Second this means that your page's response size will grow as the data you save in your ViewState grows; this affects performance as it will take more time for your end user's browser to load the page and it will take more time when he wants to post back to your server. If you want to check this, when you get your page from your server, save it as an html file from your browser and check its size. There is also some extra processing in Serializing/Deserializing the ViewState. So in short, the more you save data in your ViewState, the more your suffer from performance.
So what happens when you have some large data that you have to save in your ViewState and there isn't a better solution for it. You can use a combination of your ViewState and Session to give you the same results, but with much lesser performance degradation. The trick is to save your large data inside your session with a certain generated key and just save that key inside your ViewState. For an example, suppose you have a DataSet that you want to keep track on post backs, you write some code like this.
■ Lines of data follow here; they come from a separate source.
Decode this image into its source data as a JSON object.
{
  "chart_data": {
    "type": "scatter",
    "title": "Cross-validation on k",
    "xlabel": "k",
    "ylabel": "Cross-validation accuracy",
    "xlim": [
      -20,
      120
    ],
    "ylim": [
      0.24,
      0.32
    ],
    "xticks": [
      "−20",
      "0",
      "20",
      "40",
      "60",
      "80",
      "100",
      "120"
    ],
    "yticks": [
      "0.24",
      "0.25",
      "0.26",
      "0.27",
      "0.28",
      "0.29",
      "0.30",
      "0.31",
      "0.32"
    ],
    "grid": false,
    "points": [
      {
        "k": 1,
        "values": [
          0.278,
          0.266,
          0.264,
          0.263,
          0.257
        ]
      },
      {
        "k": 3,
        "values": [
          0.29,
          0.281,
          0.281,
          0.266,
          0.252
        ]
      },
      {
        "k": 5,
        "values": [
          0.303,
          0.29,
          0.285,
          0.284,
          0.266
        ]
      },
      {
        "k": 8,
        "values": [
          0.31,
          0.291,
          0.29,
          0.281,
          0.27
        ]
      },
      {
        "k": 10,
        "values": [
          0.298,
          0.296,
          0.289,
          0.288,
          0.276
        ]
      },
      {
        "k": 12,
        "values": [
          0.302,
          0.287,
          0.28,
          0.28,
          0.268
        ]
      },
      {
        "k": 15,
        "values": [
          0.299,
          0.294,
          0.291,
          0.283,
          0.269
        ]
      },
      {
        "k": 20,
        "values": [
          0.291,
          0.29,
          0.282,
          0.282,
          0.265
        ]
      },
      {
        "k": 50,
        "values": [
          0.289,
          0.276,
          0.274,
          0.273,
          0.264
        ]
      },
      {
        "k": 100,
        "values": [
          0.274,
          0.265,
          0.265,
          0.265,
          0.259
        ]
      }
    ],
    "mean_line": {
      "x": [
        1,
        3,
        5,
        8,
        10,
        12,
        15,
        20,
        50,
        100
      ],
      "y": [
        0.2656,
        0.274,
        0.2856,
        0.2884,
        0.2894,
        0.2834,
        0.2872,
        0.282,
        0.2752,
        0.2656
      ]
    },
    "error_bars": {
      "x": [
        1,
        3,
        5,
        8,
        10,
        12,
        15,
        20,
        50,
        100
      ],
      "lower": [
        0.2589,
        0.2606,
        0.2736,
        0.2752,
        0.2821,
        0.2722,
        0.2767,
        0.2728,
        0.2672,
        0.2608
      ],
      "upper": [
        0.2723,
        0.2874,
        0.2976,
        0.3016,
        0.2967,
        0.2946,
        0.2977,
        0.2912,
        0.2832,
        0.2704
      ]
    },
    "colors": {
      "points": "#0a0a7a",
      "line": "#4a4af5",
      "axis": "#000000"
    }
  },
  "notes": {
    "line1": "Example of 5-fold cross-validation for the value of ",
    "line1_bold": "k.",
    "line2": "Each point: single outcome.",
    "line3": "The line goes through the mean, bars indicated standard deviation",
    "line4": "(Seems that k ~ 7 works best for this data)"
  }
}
public DataSet SavedDataSource
{
get
{
if (ViewState["SavedDataSourceKey"] == null)
return null;
return (DataSet)Session[(string)ViewState["SavedDataSourceKey"]];
}
set
{
if (ViewState["SavedDataSourceKey"] == null && value == null)
return;
if (ViewState["SavedDataSourceKey"] == null)
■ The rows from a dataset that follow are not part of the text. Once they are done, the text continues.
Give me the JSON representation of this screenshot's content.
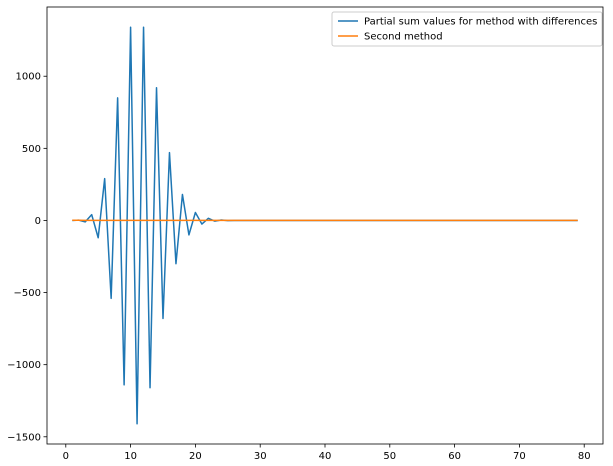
{
  "chart_data": {
    "type": "line",
    "title": "",
    "xlabel": "",
    "ylabel": "",
    "xlim": [
      -2.9,
      82.9
    ],
    "ylim": [
      -1550,
      1480
    ],
    "xticks": [
      0,
      10,
      20,
      30,
      40,
      50,
      60,
      70,
      80
    ],
    "yticks": [
      -1500,
      -1000,
      -500,
      0,
      500,
      1000
    ],
    "ytick_labels": [
      "−1500",
      "−1000",
      "−500",
      "0",
      "500",
      "1000"
    ],
    "grid": false,
    "legend_position": "top-right",
    "series": [
      {
        "name": "Partial sum values for method with differences",
        "color": "#1f77b4",
        "x": [
          1,
          2,
          3,
          4,
          5,
          6,
          7,
          8,
          9,
          10,
          11,
          12,
          13,
          14,
          15,
          16,
          17,
          18,
          19,
          20,
          21,
          22,
          23,
          24,
          25,
          26,
          27,
          28,
          29,
          30,
          31,
          32,
          33,
          34,
          35,
          36,
          37,
          38,
          39,
          40,
          41,
          42,
          43,
          44,
          45,
          46,
          47,
          48,
          49,
          50,
          51,
          52,
          53,
          54,
          55,
          56,
          57,
          58,
          59,
          60,
          61,
          62,
          63,
          64,
          65,
          66,
          67,
          68,
          69,
          70,
          71,
          72,
          73,
          74,
          75,
          76,
          77,
          78,
          79
        ],
        "values": [
          0,
          2,
          -10,
          40,
          -120,
          290,
          -540,
          850,
          -1140,
          1340,
          -1410,
          1340,
          -1160,
          920,
          -680,
          470,
          -300,
          180,
          -100,
          55,
          -25,
          15,
          -5,
          3,
          -1,
          0,
          0,
          0,
          0,
          0,
          0,
          0,
          0,
          0,
          0,
          0,
          0,
          0,
          0,
          0,
          0,
          0,
          0,
          0,
          0,
          0,
          0,
          0,
          0,
          0,
          0,
          0,
          0,
          0,
          0,
          0,
          0,
          0,
          0,
          0,
          0,
          0,
          0,
          0,
          0,
          0,
          0,
          0,
          0,
          0,
          0,
          0,
          0,
          0,
          0,
          0,
          0,
          0,
          0
        ]
      },
      {
        "name": "Second method",
        "color": "#ff7f0e",
        "x": [
          1,
          2,
          3,
          4,
          5,
          6,
          7,
          8,
          9,
          10,
          11,
          12,
          13,
          14,
          15,
          16,
          17,
          18,
          19,
          20,
          21,
          22,
          23,
          24,
          25,
          26,
          27,
          28,
          29,
          30,
          31,
          32,
          33,
          34,
          35,
          36,
          37,
          38,
          39,
          40,
          41,
          42,
          43,
          44,
          45,
          46,
          47,
          48,
          49,
          50,
          51,
          52,
          53,
          54,
          55,
          56,
          57,
          58,
          59,
          60,
          61,
          62,
          63,
          64,
          65,
          66,
          67,
          68,
          69,
          70,
          71,
          72,
          73,
          74,
          75,
          76,
          77,
          78,
          79
        ],
        "values": [
          1,
          1,
          0.5,
          0.5,
          0.5,
          0.5,
          0.5,
          0.5,
          0.5,
          0.5,
          0.5,
          0.5,
          0.5,
          0.5,
          0.5,
          0.5,
          0.5,
          0.5,
          0.5,
          0.5,
          0.5,
          0.5,
          0.5,
          0.5,
          0.5,
          0.5,
          0.5,
          0.5,
          0.5,
          0.5,
          0.5,
          0.5,
          0.5,
          0.5,
          0.5,
          0.5,
          0.5,
          0.5,
          0.5,
          0.5,
          0.5,
          0.5,
          0.5,
          0.5,
          0.5,
          0.5,
          0.5,
          0.5,
          0.5,
          0.5,
          0.5,
          0.5,
          0.5,
          0.5,
          0.5,
          0.5,
          0.5,
          0.5,
          0.5,
          0.5,
          0.5,
          0.5,
          0.5,
          0.5,
          0.5,
          0.5,
          0.5,
          0.5,
          0.5,
          0.5,
          0.5,
          0.5,
          0.5,
          0.5,
          0.5,
          0.5,
          0.5,
          0.5,
          0.5
        ]
      }
    ]
  }
}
ViewState["SavedDataSourceKey"] = System.Guid.NewGuid().ToString();
if (value == null)
{
Session.Remove((string)ViewState["SavedDataSourceKey"]);
ViewState.Remove("SavedDataSourceKey");
}
else
Session[(string)ViewState["SavedDataSourceKey"]] = value;
}
}
By using your Session to save your large data, you are saving on the response size and also on the PostBack size, and your data is kept on your server.
A word of caution:
Please note that you are now saving your data in your Session, this means you have to be careful not to overuse this method excessively as your Session will grow on the server per user, so do not use this method frequently unless you need to use this trick when you have large data. Moreover if you know when you can dispose of your variable, do it as soon as you can by setting your property to null, this will release the session data. For example if you know you are navigating to another page and you will no longer get PostBacks on your page, then set the SavedDataSource to null to release the Session data.